During the early Asian hours, Bitcoin’s short-term options market experienced a significant shift as traders rushed to buy downside protection amid rising tensions in the Middle East, which sent oil prices soaring. The seven-day options skew, a key indicator comparing the relative value of BTC calls to puts listed on Deribit, plummeted to -3.84%, marking its lowest point since April 16. This negative skew indicates that put options—used for downside hedging—became the most expensive relative to calls in over three months, with demand for downside protection also pulling the 30-day and 60-day skews into negative territory.

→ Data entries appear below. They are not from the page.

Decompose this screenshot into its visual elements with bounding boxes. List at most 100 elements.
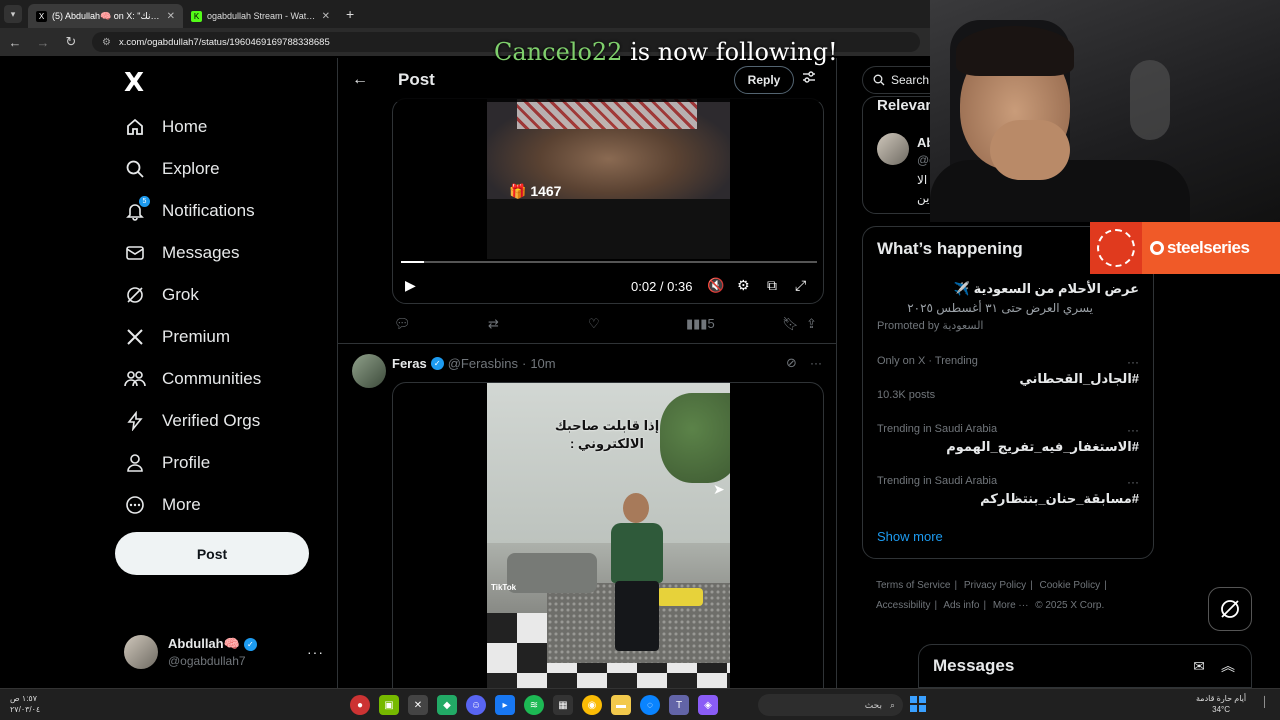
taskbar-search-placeholder: بحث (864, 699, 882, 710)
app-icon[interactable]: ▸ (495, 695, 515, 715)
footer-link[interactable]: Privacy Policy (964, 580, 1026, 591)
notification-badge: 5 (139, 196, 150, 207)
close-tab-icon[interactable]: ✕ (322, 11, 330, 22)
app-icon[interactable]: ◆ (437, 695, 457, 715)
footer-link[interactable]: More ··· (993, 600, 1029, 611)
x-logo-icon[interactable]: X (124, 68, 144, 98)
sliders-icon[interactable] (802, 70, 816, 87)
account-switcher[interactable]: Abdullah🧠 ✓ @ogabdullah7 ··· (124, 632, 324, 672)
lightning-icon (124, 410, 146, 432)
reply-post[interactable]: Feras ✓ @Ferasbins · 10m ⊘ ··· إذا قابلت… (338, 344, 836, 688)
reply-button[interactable]: Reply (734, 66, 794, 94)
back-icon[interactable]: ← (8, 35, 22, 50)
nav-more[interactable]: More (124, 494, 201, 516)
expand-icon[interactable]: ︽ (1221, 656, 1235, 676)
nav-communities[interactable]: Communities (124, 368, 261, 390)
play-icon[interactable]: ▶ (405, 277, 416, 294)
tab-title: ogabdullah Stream - Watch Live (207, 11, 317, 21)
obs-icon[interactable]: ● (350, 695, 370, 715)
trend-tag[interactable]: #الجادل_القحطاني (1019, 371, 1139, 387)
back-arrow-icon[interactable]: ← (352, 71, 372, 89)
follow-alert-username: Cancelo22 (494, 38, 623, 66)
people-icon (124, 368, 146, 390)
footer-link[interactable]: Ads info (943, 600, 979, 611)
more-dots-icon[interactable]: ··· (1127, 475, 1139, 489)
taskbar-search[interactable]: بحث ⌕ (758, 694, 903, 716)
settings-gear-icon[interactable]: ⚙ (737, 277, 750, 294)
trend-tag[interactable]: #الاستغفار_فيه_تفريج_الهموم (946, 439, 1139, 455)
show-desktop-icon[interactable]: │ (1262, 697, 1268, 708)
chrome-icon[interactable]: ◉ (582, 695, 602, 715)
nav-messages[interactable]: Messages (124, 242, 239, 264)
repost-icon[interactable]: ⇄ (488, 316, 499, 332)
forward-icon[interactable]: → (36, 35, 50, 50)
show-more-link[interactable]: Show more (877, 529, 943, 544)
verified-badge-icon: ✓ (243, 637, 257, 651)
discord-icon[interactable]: ☺ (466, 695, 486, 715)
avatar[interactable] (352, 354, 386, 388)
site-info-icon[interactable]: ⚙ (102, 37, 111, 48)
file-explorer-icon[interactable]: ▬ (611, 695, 631, 715)
nav-profile[interactable]: Profile (124, 452, 210, 474)
like-icon[interactable]: ♡ (588, 316, 600, 332)
bookmark-icon[interactable]: 🔖︎ (782, 316, 799, 332)
footer-link[interactable]: Terms of Service (876, 580, 950, 591)
more-dots-icon[interactable]: ··· (1127, 355, 1139, 369)
clock-date: ٢٧/٠٣/٠٤ (10, 705, 41, 714)
video-progress-bar[interactable] (401, 261, 817, 263)
grok-fab-button[interactable] (1208, 587, 1252, 631)
close-tab-icon[interactable]: ✕ (167, 11, 175, 22)
spotify-icon[interactable]: ≋ (524, 695, 544, 715)
browser-tab[interactable]: K ogabdullah Stream - Watch Live ✕ (183, 4, 338, 28)
nav-premium[interactable]: Premium (124, 326, 230, 348)
avatar[interactable] (877, 133, 909, 165)
promo-label: Promoted by السعودية (877, 320, 984, 332)
copyright: © 2025 X Corp. (1035, 600, 1105, 611)
taskbar-clock[interactable]: ١:٥٧ ص ٢٧/٠٣/٠٤ (10, 693, 40, 715)
windows-start-icon[interactable] (910, 696, 926, 712)
more-dots-icon[interactable]: ··· (810, 356, 822, 370)
capcut-icon[interactable]: ✕ (408, 695, 428, 715)
x-favicon-icon: X (36, 10, 47, 22)
trend-tag[interactable]: #مسابقة_حنان_بنتظاركم (980, 491, 1139, 507)
new-tab-icon[interactable]: + (346, 6, 354, 22)
copilot-icon[interactable]: ◈ (698, 695, 718, 715)
nav-explore[interactable]: Explore (124, 158, 220, 180)
grok-icon[interactable]: ⊘ (786, 355, 797, 371)
views-icon[interactable]: ▮▮▮ 5 (686, 316, 715, 332)
footer-link[interactable]: Accessibility (876, 600, 930, 611)
author-name[interactable]: Feras (392, 356, 427, 371)
weather-widget[interactable]: أيام حارة قادمة 34°C (1196, 693, 1246, 715)
store-icon[interactable]: ▦ (553, 695, 573, 715)
taskbar-apps: ● ▣ ✕ ◆ ☺ ▸ ≋ ▦ ◉ ▬ ◌ T ◈ (350, 695, 718, 715)
reload-icon[interactable]: ↻ (64, 34, 78, 50)
tab-list-button[interactable]: ▾ (4, 5, 22, 23)
nvidia-icon[interactable]: ▣ (379, 695, 399, 715)
post-age[interactable]: 10m (530, 356, 555, 371)
video-player[interactable]: إذا قابلت صاحبك الالكتروني : TikTok ➤ (392, 382, 824, 688)
share-icon[interactable]: ⇪ (806, 316, 817, 332)
teams-icon[interactable]: T (669, 695, 689, 715)
pip-icon[interactable]: ⧉ (767, 277, 777, 294)
author-handle[interactable]: @Ferasbins (448, 356, 518, 371)
new-message-icon[interactable]: ✉ (1193, 658, 1205, 675)
nav-home[interactable]: Home (124, 116, 207, 138)
fullscreen-icon[interactable]: ⤢ (795, 277, 806, 294)
footer-link[interactable]: Cookie Policy (1040, 580, 1101, 591)
edge-icon[interactable]: ◌ (640, 695, 660, 715)
sponsor-name: steelseries (1167, 238, 1250, 257)
reply-icon[interactable]: 💬︎ (394, 316, 411, 332)
promo-title[interactable]: عرض الأحلام من السعودية ✈️ (954, 281, 1139, 297)
trend-meta: Trending in Saudi Arabia (877, 475, 998, 487)
more-dots-icon[interactable]: ··· (1127, 423, 1139, 437)
nav-premium-label: Premium (162, 327, 231, 346)
video-player[interactable]: 🎁 1467 ▶ 0:02 / 0:36 🔇 ⚙ ⧉ ⤢ (392, 98, 824, 304)
post-button[interactable]: Post (115, 532, 309, 575)
browser-tab-active[interactable]: X (5) Abdullah🧠 on X: "تضع قوانك ✕ (28, 4, 183, 28)
nav-grok[interactable]: Grok (124, 284, 199, 306)
messages-drawer[interactable]: Messages ✉ ︽ (918, 644, 1252, 688)
nav-verified-orgs[interactable]: Verified Orgs (124, 410, 260, 432)
nav-notifications[interactable]: 5 Notifications (124, 196, 255, 222)
more-dots-icon[interactable]: ··· (307, 644, 324, 660)
mute-icon[interactable]: 🔇 (707, 277, 724, 294)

Traders often buy put options to hedge their long positions in spot or futures markets or to profit from expected declines. Bitcoin’s price recently dipped to its 50-day simple moving average (SMA) at approximately $103,150, reflecting a 24-hour loss of about 4.59%. Earlier this week, BTC briefly surpassed the $110,000 mark, but the recent sell-off suggests caution among bulls who are watching to see if the 50-day SMA holds. A break below this level could trigger additional selling, reminiscent of the February breakdown when support failed.
Meanwhile, oil prices surged over 6%, with WTI crude hitting $74.30 per barrel—the highest since early February—and extending weekly gains to 13%. The jump came after Israel carried out airstrikes on Iran, allegedly prompting retaliatory missile exchanges from Tehran. Such abrupt spikes in oil prices tend to fuel inflationary pressures worldwide, complicating economic outlooks especially as geopolitical tensions threaten to disrupt trade flows.
This sudden increase in oil prices adds to inflation risks, potentially dampening expectations for Federal Reserve rate cuts and increasing volatility across stocks and cryptocurrencies. Currently, futures tied to the S&P 500 are down about 1.5%, reflecting broader market jitters amid these geopolitical and macroeconomic uncertainties.